- Born: 4 March 1988 (age 38) Taunggyi, Burma
- Education: B.A Law (LL.B)
- Occupations: Tour guide, Model
- Height: 5 ft 6.5 in (1.69 m)
- Beauty pageant titleholder
- Title: Miss Myanmar 2012 Miss Yangon 2012
- Years active: 2011 -
- Hair color: Dark
- Eye color: Black
- Major competition(s): Miss Myanmar 2012 (Winner) Miss International 2012 (Miss Internet)

Signature

= Nang Khin Zay Yar =

Beauty pageant winner

Nang Khin Zay Yar (နန်းခင်ဇေယျာ; born in Taunggyi on March 4, 1988) is a Burmese model, actress and beauty pageant titleholder who won Miss Universe Myanmar title in 2012. She also won the Missosology's Miss International 2012 People's Choice Award, Pageantology.net Miss International 2012 People's Choice Award and Miss Internet Award in Miss International 2012, Okinawa.

==Early life==
Nang Khin Zay Yar was born in Taunggyi on March 4, 1988, to her mother Nang Phyu Phyu Khine and her father Khun Aung Myat.
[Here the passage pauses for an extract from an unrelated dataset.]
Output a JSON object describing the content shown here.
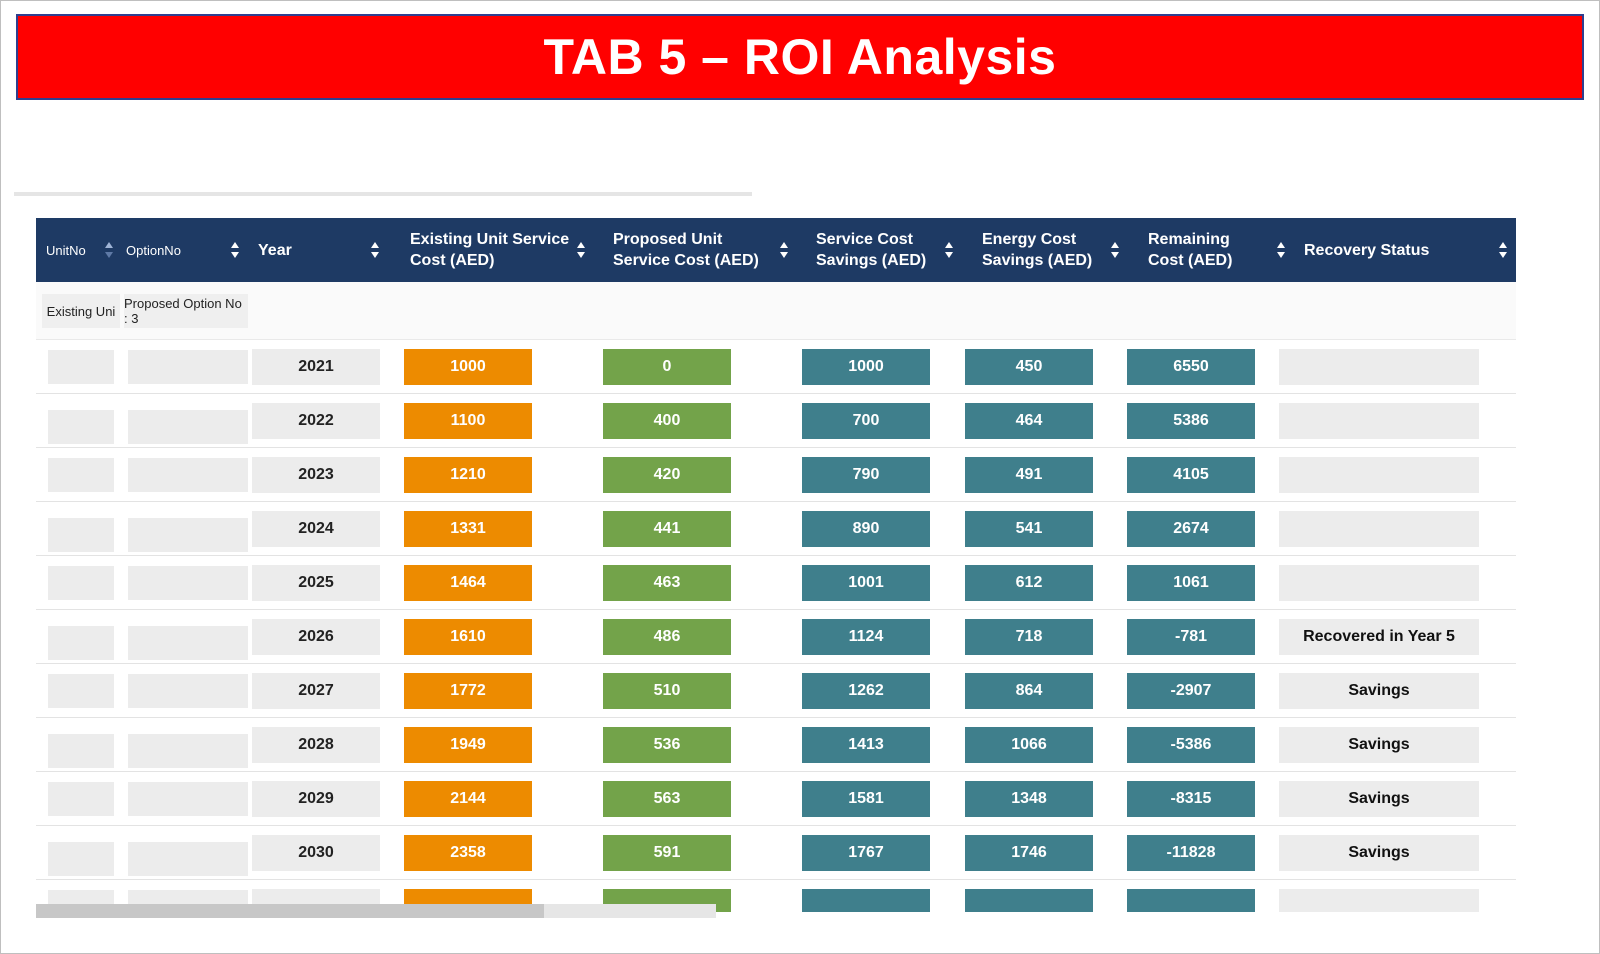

Nang Khin Zay Yar went to Basic Education High School No. 4 Taunggyi. Nang Khin Zay Yar finished her education from Taunggyi University, earning her degree as a Bachelor of Laws. After she finished her education, she opted to become a tour guide instead of a lawyer, shortly afterwards moving into the modelling industry. She can speak both English and German.
==Career==
Nang Khin Zay Yar became a model in 2011, taking photos for magazines, journals and model websites. In 2012, shortly after she won the title of Miss Myanmar 2012, she was offered to shoot for some advertisements. Currently she is appearing on many Burmese videos and movies as an actress. Although she does not have a clear intention to be a singer so soon, she is already singing both in local and foreign shows and concerts.

==Competitions==

===Miss Myanmar 2012===

Nang Khin Zay Yar competed in Miss Myanmar 2012 which was held on March 25, 2012, at Myanmar Convention Center (MCC), Yangon. The competition was organized by the Myanmar Tourism Services (MTS) Co., under the supervision of Myanmar Travel Board (MTB) in order to promote tourism industry in the country and enhance the interest of citizens in the tourism sector. Nann Khin Zayar won Miss Yangon title, Miss Myanmar 2012 title and she was assigned as a tourism Ambassador of Myanmar.

===Miss International 2012===
She won the Miss Internet Award in the Miss International 2012 competition.